I retraced to follow the crowd and it snuck up on me: the endless piles of bangles and pastel cotton baby shirts and sequined chiffon saris draped down garage doors, black burqas with bright beading, kitchen utensils pre-aged from the grime of transport and too many touches, pickpockets with wide eyes and autos inching and children running. I walked past the gateway to the city, past piles of books in a long curling letter with pink and gold covers whose proprietors I trusted not to harass me so I followed their directions and found myself in front of a pigeon paradise, followed my bare feet past small raised marble tombs (one decorated and attended), followed the Hindu tourists to the outer edge of the prayer hall where blasts were heard last May because the dissidents from Far Away think that a city born of mixed religions is the perfect canvass on which to have their grievances painted. I curled my fingers through the metal caging that descends down the open façade of the Mosque and leaned my face against the diamond openings, watching the patterns in the bowing, the rows of heels pointed back and away, foreheads forward and above great (glass?) chandeliers wrapped in dirty white cotton quilted dust covers.

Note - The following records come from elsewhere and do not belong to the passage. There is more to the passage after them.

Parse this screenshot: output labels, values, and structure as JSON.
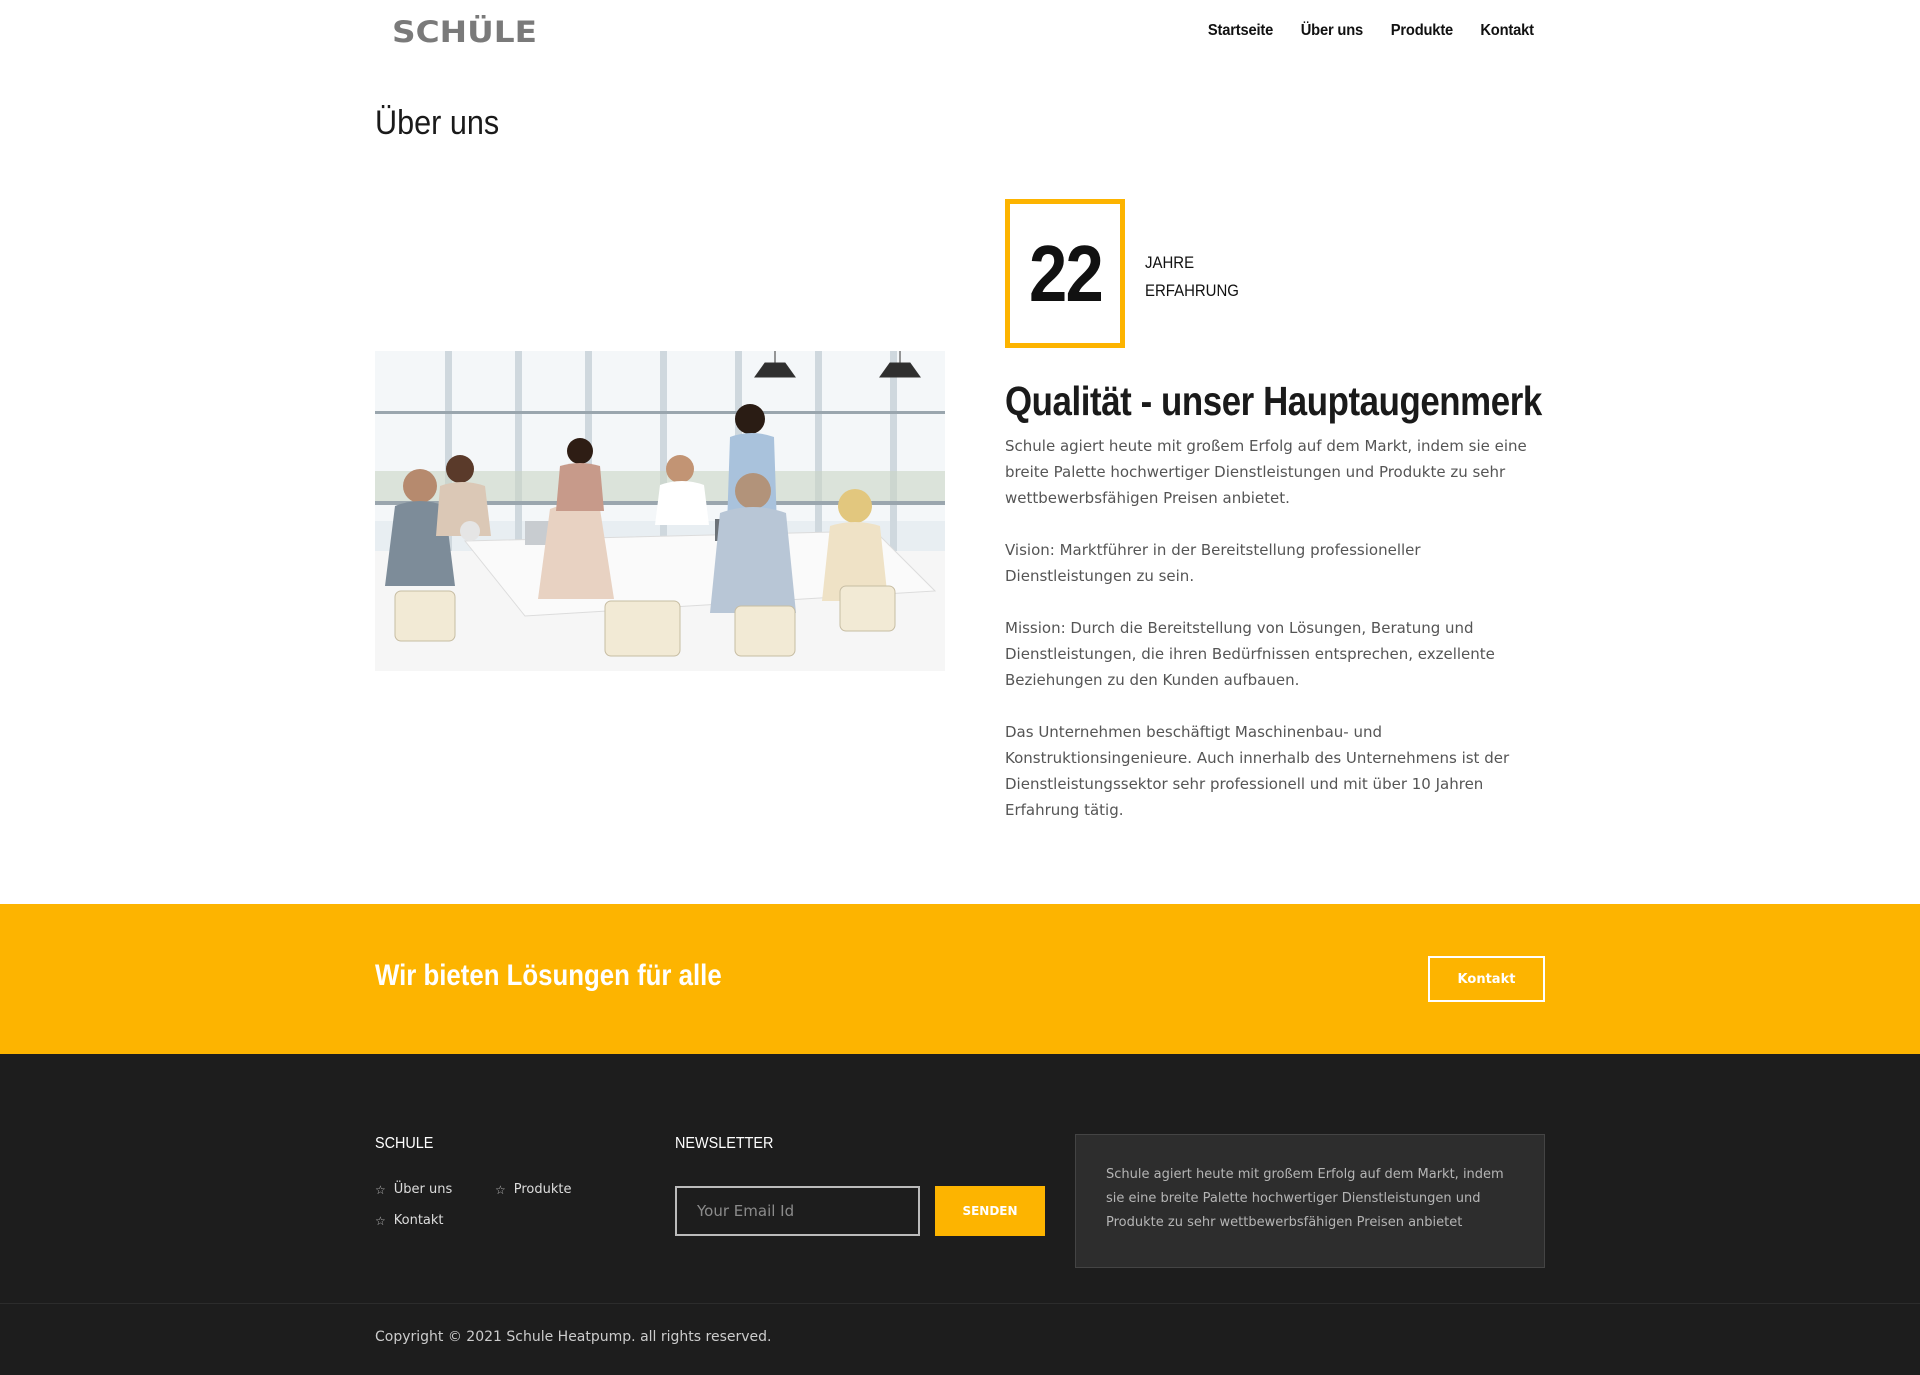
{
  "brand": {
    "logo_text": "SCHÜLE",
    "accent_color": "#fdb400",
    "dark_color": "#1d1d1d"
  },
  "nav": {
    "items": [
      "Startseite",
      "Über uns",
      "Produkte",
      "Kontakt"
    ]
  },
  "page": {
    "title": "Über uns"
  },
  "experience": {
    "number": "22",
    "label_line1": "JAHRE",
    "label_line2": "ERFAHRUNG"
  },
  "about": {
    "heading": "Qualität - unser Hauptaugenmerk",
    "paragraphs": [
      "Schule agiert heute mit großem Erfolg auf dem Markt, indem sie eine breite Palette hochwertiger Dienstleistungen und Produkte zu sehr wettbewerbsfähigen Preisen anbietet.",
      "Vision: Marktführer in der Bereitstellung professioneller Dienstleistungen zu sein.",
      "Mission: Durch die Bereitstellung von Lösungen, Beratung und Dienstleistungen, die ihren Bedürfnissen entsprechen, exzellente Beziehungen zu den Kunden aufbauen.",
      "Das Unternehmen beschäftigt Maschinenbau- und Konstruktionsingenieure. Auch innerhalb des Unternehmens ist der Dienstleistungssektor sehr professionell und mit über 10 Jahren Erfahrung tätig."
    ]
  },
  "cta": {
    "title": "Wir bieten Lösungen für alle",
    "button": "Kontakt"
  },
  "footer": {
    "col1_title": "SCHULE",
    "links": [
      "Über uns",
      "Produkte",
      "Kontakt"
    ],
    "col2_title": "NEWSLETTER",
    "newsletter_placeholder": "Your Email Id",
    "newsletter_button": "SENDEN",
    "about_text": "Schule agiert heute mit großem Erfolg auf dem Markt, indem sie eine breite Palette hochwertiger Dienstleistungen und Produkte zu sehr wettbewerbsfähigen Preisen anbietet",
    "copyright": "Copyright © 2021 Schule Heatpump. all rights reserved."
  }
}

So I sent a piece of a prayer in or up or out and as the men filed past the lean security guard with the peaceful pretty face I disengaged my fingers and followed the pricking matt across the piercingly hot smooth flagstones to the water where the setting sun was bathing with the forearms of an elderly worshipper released form his tasks. When the light left, I followed it, and when the fluorescents flickered on to reflect in the tiny mirrored shards next to my head I finished my tea and the tea finished its biscuit and together we squeezed past the glitter and the oncoming army vehicle’s flapping front flags and boarded our own set of wheels home through the back allies past the infinite miniature groceries and the singular Big Bazaar, past the Hussain Sagar and its towering cornstalk Buddha to a bookshelf we’ll be stacking and a wardrobe I’ll be packing in one month’s time. And I thought of the morning’s panic, but I couldn’t find it in my throat (or my stomach, where it might have lodged on another day, or if I had remembered to eat lunch that afternoon), so I closed some curtains and watched the reflection of my face in the black glass behind the water filter, sliced softly by iron curling bars and patterned with beige plastic mosquito screens and realized that the wandering day – as wandering days would – had led me back to the place I should have started from.
1 comment:
I am reluctant to look at the photos just now. I'll do that later. Right now I'm savoring the words -- your descriptions of your adventures, the image in my mind's eye of you looking through diamond openings. I feel the heat on my soles and smell the city. Thanks.